I just wanted to confirm this one way or the other, so I stuck two entries in my hosts file to redirect both www.natwest.com and www.moneysavingexpert.com to google. I don't normally have Rapport installed and this had the expected effect of redirecting both sites. I then installed Rapport and tried again. This time I was taken straight to the Natwest website when I tried the former, but redirected to google when I tried the latter. What this shows it that Rapport is picking up the invalid IP address and replacing it with the correct one. It isn't doing anything funny with the hosts file and it should treat an IP address obtained from DNS in exactly the same way. In other words, a simple phishing attack would not work when Rapport is running and the user went to the usual natwest.com website.

Edit: for those interested, I got the following report from the Rapport console:-

The following IP addresses were tagged as suspicious. When you access a protected website, Rapport checks the IP address against a list of known good addresses for this website. If the address is not found in the list, Rapport replaces it with a known good address for the website. There is no action you need to take.
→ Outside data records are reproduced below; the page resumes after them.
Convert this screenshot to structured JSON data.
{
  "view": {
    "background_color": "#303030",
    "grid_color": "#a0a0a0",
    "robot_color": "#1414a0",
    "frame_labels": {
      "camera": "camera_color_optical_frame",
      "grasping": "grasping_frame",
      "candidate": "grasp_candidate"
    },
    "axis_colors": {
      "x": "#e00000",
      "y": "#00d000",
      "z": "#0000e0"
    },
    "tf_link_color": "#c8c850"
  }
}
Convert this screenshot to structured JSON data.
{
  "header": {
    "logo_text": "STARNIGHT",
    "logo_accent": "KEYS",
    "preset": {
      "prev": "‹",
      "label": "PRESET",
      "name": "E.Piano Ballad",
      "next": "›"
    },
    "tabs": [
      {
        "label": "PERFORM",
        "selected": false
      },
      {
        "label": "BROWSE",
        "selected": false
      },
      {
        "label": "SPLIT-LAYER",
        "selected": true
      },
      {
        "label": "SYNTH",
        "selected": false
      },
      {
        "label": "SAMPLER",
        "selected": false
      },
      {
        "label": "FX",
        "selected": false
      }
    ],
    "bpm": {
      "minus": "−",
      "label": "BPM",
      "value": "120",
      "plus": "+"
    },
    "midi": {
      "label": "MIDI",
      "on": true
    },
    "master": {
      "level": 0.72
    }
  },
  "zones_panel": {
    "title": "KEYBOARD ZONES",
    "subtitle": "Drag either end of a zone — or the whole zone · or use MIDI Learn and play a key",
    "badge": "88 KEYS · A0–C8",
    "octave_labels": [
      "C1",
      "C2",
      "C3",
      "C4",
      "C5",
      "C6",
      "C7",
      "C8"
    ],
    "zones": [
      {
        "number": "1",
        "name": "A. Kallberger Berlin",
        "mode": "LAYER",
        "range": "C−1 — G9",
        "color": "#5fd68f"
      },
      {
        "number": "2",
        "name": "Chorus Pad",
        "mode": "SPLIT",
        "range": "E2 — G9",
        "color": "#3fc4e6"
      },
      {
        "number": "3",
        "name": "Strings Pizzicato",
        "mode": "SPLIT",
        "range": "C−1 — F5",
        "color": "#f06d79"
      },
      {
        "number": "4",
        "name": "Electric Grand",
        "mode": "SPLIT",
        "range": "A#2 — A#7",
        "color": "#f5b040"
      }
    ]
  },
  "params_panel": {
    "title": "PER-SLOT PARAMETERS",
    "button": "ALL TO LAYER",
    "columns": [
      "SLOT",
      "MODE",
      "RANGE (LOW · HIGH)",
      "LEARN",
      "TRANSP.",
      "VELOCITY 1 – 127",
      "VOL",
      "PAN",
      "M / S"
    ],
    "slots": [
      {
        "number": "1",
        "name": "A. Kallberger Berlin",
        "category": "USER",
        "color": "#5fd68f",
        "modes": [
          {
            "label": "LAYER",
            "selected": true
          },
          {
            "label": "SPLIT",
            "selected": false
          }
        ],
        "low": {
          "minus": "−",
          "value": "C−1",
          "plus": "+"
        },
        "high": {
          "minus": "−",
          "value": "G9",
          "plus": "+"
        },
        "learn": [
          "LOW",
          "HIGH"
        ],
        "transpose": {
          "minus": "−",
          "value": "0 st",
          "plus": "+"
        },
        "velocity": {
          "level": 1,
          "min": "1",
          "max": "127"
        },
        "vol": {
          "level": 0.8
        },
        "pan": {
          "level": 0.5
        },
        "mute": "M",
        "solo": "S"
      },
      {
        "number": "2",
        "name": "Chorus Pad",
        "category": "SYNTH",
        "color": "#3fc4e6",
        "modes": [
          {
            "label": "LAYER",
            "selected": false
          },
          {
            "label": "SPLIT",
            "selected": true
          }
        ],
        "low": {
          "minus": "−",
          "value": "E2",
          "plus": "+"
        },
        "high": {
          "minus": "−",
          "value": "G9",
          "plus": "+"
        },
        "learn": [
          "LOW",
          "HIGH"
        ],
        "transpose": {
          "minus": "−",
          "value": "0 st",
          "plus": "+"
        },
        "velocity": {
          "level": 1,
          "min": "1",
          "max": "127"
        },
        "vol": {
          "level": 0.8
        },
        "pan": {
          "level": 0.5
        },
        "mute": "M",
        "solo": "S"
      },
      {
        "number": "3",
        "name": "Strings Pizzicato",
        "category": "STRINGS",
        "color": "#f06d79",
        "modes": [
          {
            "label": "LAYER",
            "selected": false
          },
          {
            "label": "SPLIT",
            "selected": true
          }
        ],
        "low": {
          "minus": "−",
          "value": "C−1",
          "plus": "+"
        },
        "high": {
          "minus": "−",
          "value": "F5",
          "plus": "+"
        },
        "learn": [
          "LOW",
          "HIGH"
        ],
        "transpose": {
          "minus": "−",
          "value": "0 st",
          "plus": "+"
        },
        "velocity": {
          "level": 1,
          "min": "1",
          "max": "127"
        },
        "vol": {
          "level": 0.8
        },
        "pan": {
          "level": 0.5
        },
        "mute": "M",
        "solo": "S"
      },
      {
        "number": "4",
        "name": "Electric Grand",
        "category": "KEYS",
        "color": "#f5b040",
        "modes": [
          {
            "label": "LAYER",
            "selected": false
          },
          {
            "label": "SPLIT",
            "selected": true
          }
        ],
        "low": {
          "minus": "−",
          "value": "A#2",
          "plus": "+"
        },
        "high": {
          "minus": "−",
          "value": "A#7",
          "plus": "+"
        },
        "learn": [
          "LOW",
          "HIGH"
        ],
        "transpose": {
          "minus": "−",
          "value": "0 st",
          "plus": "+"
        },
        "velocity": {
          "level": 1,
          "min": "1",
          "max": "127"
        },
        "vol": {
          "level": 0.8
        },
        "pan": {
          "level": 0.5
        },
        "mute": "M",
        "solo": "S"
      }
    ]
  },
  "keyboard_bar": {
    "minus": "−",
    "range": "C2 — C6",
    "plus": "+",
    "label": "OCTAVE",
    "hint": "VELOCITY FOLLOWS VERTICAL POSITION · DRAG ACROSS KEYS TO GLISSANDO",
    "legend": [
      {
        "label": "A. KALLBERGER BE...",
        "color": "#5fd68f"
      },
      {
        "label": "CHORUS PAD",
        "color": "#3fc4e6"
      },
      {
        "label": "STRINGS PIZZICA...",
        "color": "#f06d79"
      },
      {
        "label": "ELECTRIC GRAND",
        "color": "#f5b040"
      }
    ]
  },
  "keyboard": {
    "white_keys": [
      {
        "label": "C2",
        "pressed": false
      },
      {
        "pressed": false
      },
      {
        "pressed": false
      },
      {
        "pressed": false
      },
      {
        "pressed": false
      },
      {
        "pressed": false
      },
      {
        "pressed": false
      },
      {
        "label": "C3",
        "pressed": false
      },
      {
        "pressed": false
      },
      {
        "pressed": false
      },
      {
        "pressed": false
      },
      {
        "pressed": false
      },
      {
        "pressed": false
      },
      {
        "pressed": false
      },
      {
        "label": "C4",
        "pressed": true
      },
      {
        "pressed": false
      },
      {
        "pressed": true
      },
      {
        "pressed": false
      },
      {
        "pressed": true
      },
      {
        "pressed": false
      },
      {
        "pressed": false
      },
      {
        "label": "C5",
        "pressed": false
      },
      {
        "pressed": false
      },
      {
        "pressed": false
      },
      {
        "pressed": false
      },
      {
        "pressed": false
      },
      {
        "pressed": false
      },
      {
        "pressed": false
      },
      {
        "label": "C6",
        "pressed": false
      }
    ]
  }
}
• Mar 21 2010 20:18 IP address 216.239.61.104 doesn't match NatWest

I also found the following in the configuration options:-

When you are browsing to a protected website Rapport checks the website’s SSL certificate. If the certificate is outdated, incorrect, or signed by unknown issuer Rapport triggers an alert that requires your action. Rapport’s SSL validation is stronger than the browser’s mechanism and should be used for Partner websites even if your browser warns about invalid certificates. SSL certificate validation prevents access to fraudulent websites.

So, it is not checking the certificate hash, it is just validating the issuer. Again, this is good enough to prevent a simple phishing attack.